At the time the suit was filed, Tether pledged to fight it, calling the suit “baseless” and a “shameless litigation money grab” in a press statement. Tether claimed that Celsius executives directed the liquidation of its BTC collateral held by Tether in “in order to close out its roughly 815 million USDT position” with the company.
Read more: Tether to Fight Celsius’ $3.3 Billion ‘Shakedown’ Litigation
“Rather than recognize the clear validity of the agreement entered into years before Celsius’ bankruptcy, this lawsuit seeks to improperly impose the costs of Celsius’ mismanagement and failure on Tether,” the company’s statement said.
However, the judge overseeing the case disagreed with Tether, arguing in his Monday order that Celsius’ then-CEO Alex Mashinsky’s — who was sentenced to 12 years in prison for fraud in May — ”alleged oral permission” given to Tether to liquidate Celsius’ bitcoin collateral was “insufficient” and that not giving Celsius the 10-hour window to post collateral allotted by the two firms’ contract could still be a breach of contract, verbal permission or not.

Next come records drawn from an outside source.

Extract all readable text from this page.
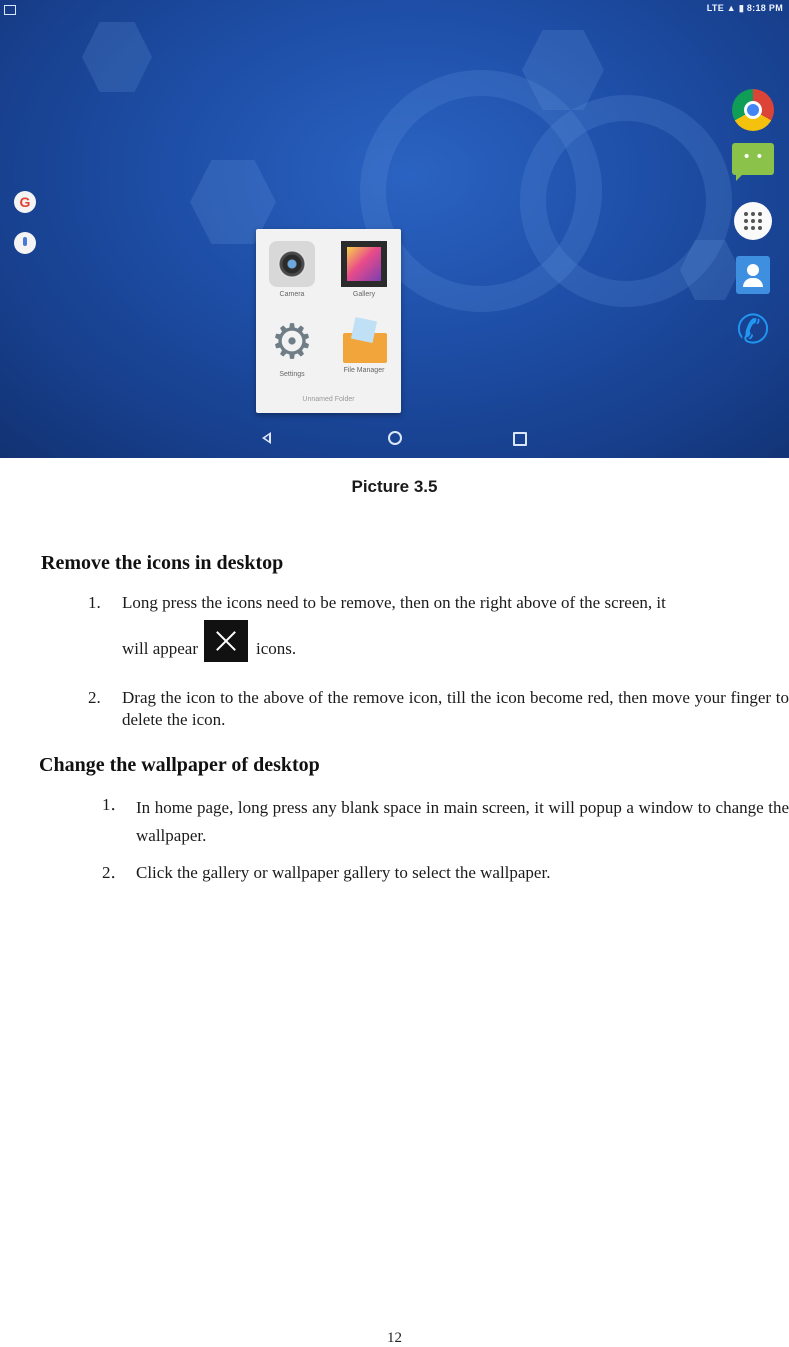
LTE ▲ ▮ 8:18 PM
G
• •
✆
Camera	Gallery
⚙
Settings
File Manager
Unnamed Folder
Picture 3.5
Remove the icons in desktop
1. Long press the icons need to be remove, then on the right above of the screen, it
will appear	icons.
2. Drag the icon to the above of the remove icon, till the icon become red, then move your finger to delete the icon.
Change the wallpaper of desktop
1． In home page, long press any blank space in main screen, it will popup a window to change the wallpaper.
2． Click the gallery or wallpaper gallery to select the wallpaper.
12
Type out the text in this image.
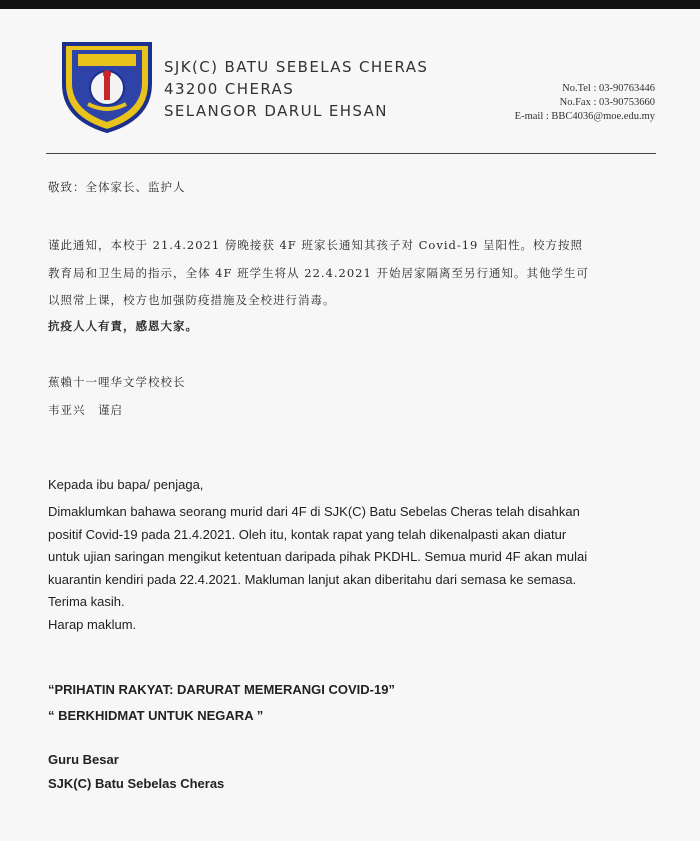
SJK(C) BATU SEBELAS CHERAS
43200 CHERAS
SELANGOR DARUL EHSAN
No.Tel : 03-90763446
No.Fax : 03-90753660
E-mail : BBC4036@moe.edu.my
敬致：全体家长、监护人
谨此通知，本校于 21.4.2021 傍晚接获 4F 班家长通知其孩子对 Covid-19 呈阳性。校方按照
教育局和卫生局的指示，全体 4F 班学生将从 22.4.2021 开始居家隔离至另行通知。其他学生可
以照常上课，校方也加强防疫措施及全校进行消毒。
抗疫人人有責，感恩大家。
蕉賴十一哩华文学校校长
韦亚兴　谨启
Kepada ibu bapa/ penjaga,
Dimaklumkan bahawa seorang murid dari 4F di SJK(C) Batu Sebelas Cheras telah disahkan
positif Covid-19 pada 21.4.2021. Oleh itu, kontak rapat yang telah dikenalpasti akan diatur
untuk ujian saringan mengikut ketentuan daripada pihak PKDHL. Semua murid 4F akan mulai
kuarantin kendiri pada 22.4.2021. Makluman lanjut akan diberitahu dari semasa ke semasa.
Terima kasih.
Harap maklum.
“PRIHATIN RAKYAT: DARURAT MEMERANGI COVID-19”
“ BERKHIDMAT UNTUK NEGARA ”
Guru Besar
SJK(C) Batu Sebelas Cheras
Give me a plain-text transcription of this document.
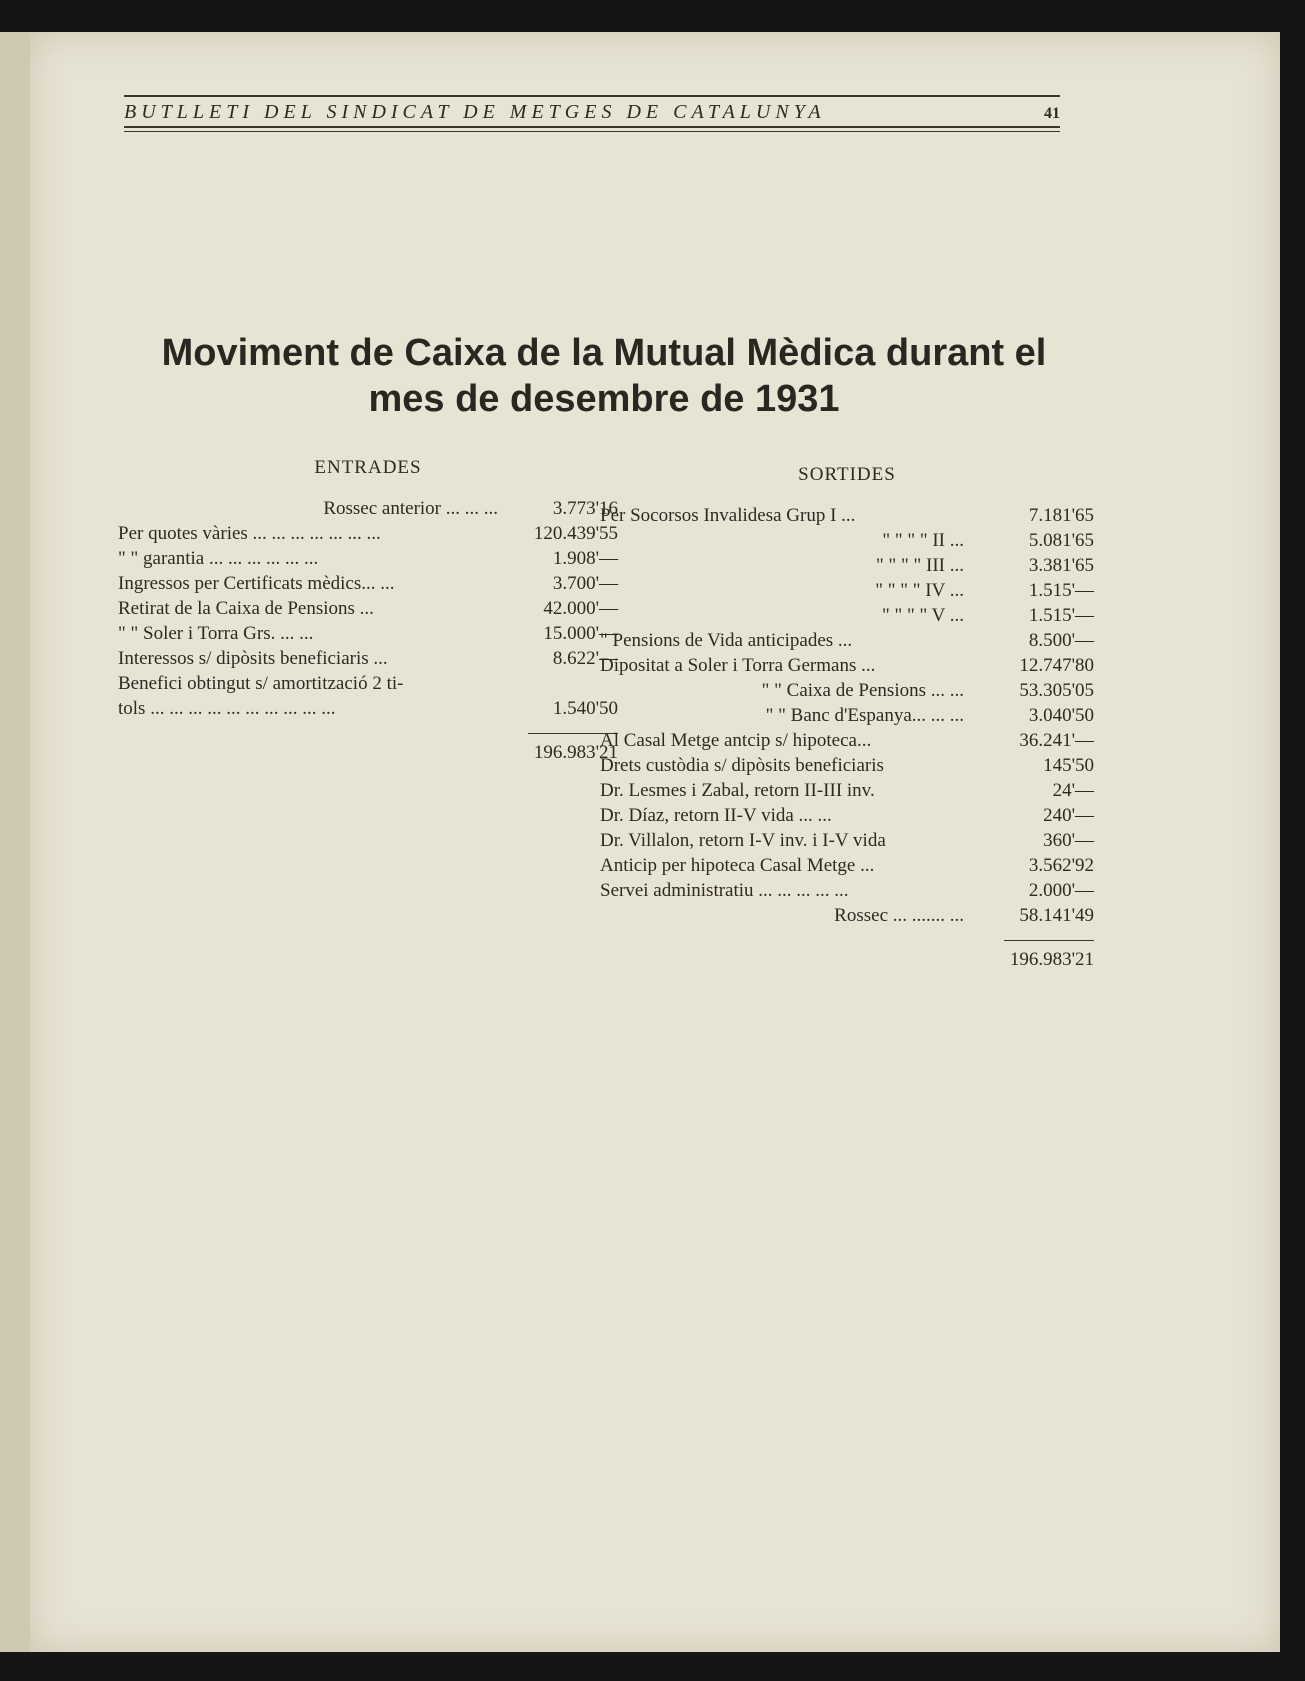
BUTLLETI DEL SINDICAT DE METGES DE CATALUNYA	41
Moviment de Caixa de la Mutual Mèdica durant el mes de desembre de 1931
ENTRADES
Rossec anterior ... ... ...	3.773'16
Per quotes vàries ... ... ... ... ... ... ...	120.439'55
" " garantia ... ... ... ... ... ...	1.908'—
Ingressos per Certificats mèdics... ...	3.700'—
Retirat de la Caixa de Pensions ...	42.000'—
" " Soler i Torra Grs. ... ...	15.000'—
Interessos s/ dipòsits beneficiaris ...	8.622'—
Benefici obtingut s/ amortització 2 ti-
tols ... ... ... ... ... ... ... ... ... ...	1.540'50
196.983'21
SORTIDES
Per Socorsos Invalidesa Grup I ...	7.181'65
" " " " II ...	5.081'65
" " " " III ...	3.381'65
" " " " IV ...	1.515'—
" " " " V ...	1.515'—
" Pensions de Vida anticipades ...	8.500'—
Dipositat a Soler i Torra Germans ...	12.747'80
" " Caixa de Pensions ... ...	53.305'05
" " Banc d'Espanya... ... ...	3.040'50
Al Casal Metge antcip s/ hipoteca...	36.241'—
Drets custòdia s/ dipòsits beneficiaris	145'50
Dr. Lesmes i Zabal, retorn II-III inv.	24'—
Dr. Díaz, retorn II-V vida ... ...	240'—
Dr. Villalon, retorn I-V inv. i I-V vida	360'—
Anticip per hipoteca Casal Metge ...	3.562'92
Servei administratiu ... ... ... ... ...	2.000'—
Rossec ... ....... ...	58.141'49
196.983'21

In his June 30th order, Chief Bankruptcy Judge Martin Glenn of the Southern District of New York (SDNY) granted threw out only one count of the amended complaint, Count 4, which alleged that Tether breached the “covenant of good faith and fair dealing” under British Virgin Islands law. For that count, Glenn decided to dismiss it without prejudice, giving Celsius’ lawyers the opportunity to amend it with “facts sufficient to bring themselves within the requirements of BVI law.”